And whatever you do, before installing you need to make sure that everything's safely backed up and ready to go, as when you install every operating system update. Make sure that everything on your computer is copied somewhere else – just in case something goes wrong during the installation process.

There's a range of reasons to wait a couple of days until you've made sure Apple has refined and updated the operating system. But they all come down to two main things: the risks are much higher and the rewards are much less interesting.

It's likely that you rely on your Mac for a lot more, even in today's age of the iPad and cloud-first computing. So the risks are much higher: if anything goes wrong, you could lose all of your much-loved pictures and other data.

That means that it's especially important to keep your primary computer safe. If you have a spare or secondary one, then of course the risk from installing is far lower.

What's more, the gains you get from updating are a lot less exciting, so there's a lot less reward for the risk. MacOS is now a fairly stable platform that receives evolutionary rather than revolutionary updates, each of which tends to tweak features rather than introduce entirely new ones.

Even iOS 11 was a relatively muted updated, but this year introduced a range of new features, especially for the iPad: an entirely restructured way of doing multitasking, new photo editing tools, a redesigned control centre and more. But High Sierra mostly brings the accompanying tweaks to the Mac so that those new features can be used, and adds little in terms of features.

Indeed, the most dramatic update in High Sierra is also its riskiest. Underlying the entire update is a change to the file system your computer uses to store everything – that will make it a lot quicker to do some tasks once it's updated, but also makes it a little more dangerous in case anything goes wrong.

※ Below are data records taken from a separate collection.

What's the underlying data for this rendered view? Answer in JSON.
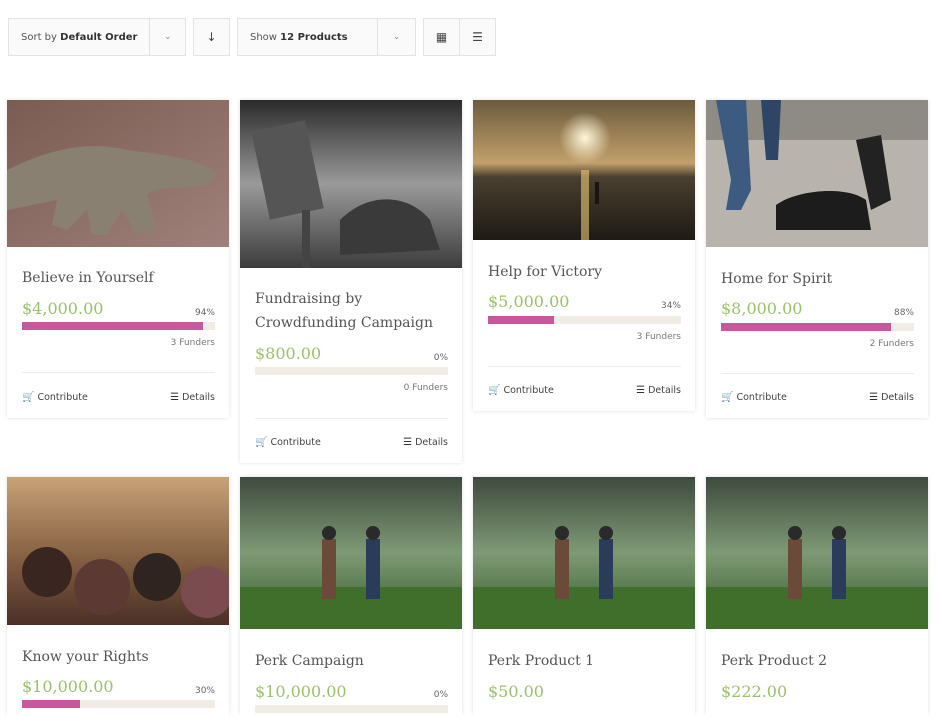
{
  "toolbar": {
    "sort_prefix": "Sort by",
    "sort_value": "Default Order",
    "show_prefix": "Show",
    "show_value": "12 Products"
  },
  "labels": {
    "contribute": "Contribute",
    "details": "Details"
  },
  "colors": {
    "price_green": "#9bc26a",
    "progress_pink": "#c9579d",
    "progress_track": "#f1ede6"
  },
  "products": [
    {
      "title": "Believe in Yourself",
      "price": "$4,000.00",
      "percent": "94%",
      "progress": 0.94,
      "funders": "3 Funders"
    },
    {
      "title": "Fundraising by Crowdfunding Campaign",
      "price": "$800.00",
      "percent": "0%",
      "progress": 0,
      "funders": "0 Funders"
    },
    {
      "title": "Help for Victory",
      "price": "$5,000.00",
      "percent": "34%",
      "progress": 0.34,
      "funders": "3 Funders"
    },
    {
      "title": "Home for Spirit",
      "price": "$8,000.00",
      "percent": "88%",
      "progress": 0.88,
      "funders": "2 Funders"
    },
    {
      "title": "Know your Rights",
      "price": "$10,000.00",
      "percent": "30%",
      "progress": 0.3
    },
    {
      "title": "Perk Campaign",
      "price": "$10,000.00",
      "percent": "0%",
      "progress": 0
    },
    {
      "title": "Perk Product 1",
      "price": "$50.00"
    },
    {
      "title": "Perk Product 2",
      "price": "$222.00"
    }
  ]
}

That happened on the iPhone and iPad last year. But their storage is a lot more straightforward since it's entirely controlled by Apple and lives inside the phone, whereas far more can go wrong with changes to a Mac's storage.

As such, if you have a great deal of important stuff saved on your computer it might safest to wait until the next big version of High Sierra, which will probably come out fairly soon. At a certain point you'll want access to the new features – and at a certain point after that it will become unsafe to be on Sierra anymore, since Apple won't be updating it – but it might be worth waiting it out for a couple of days.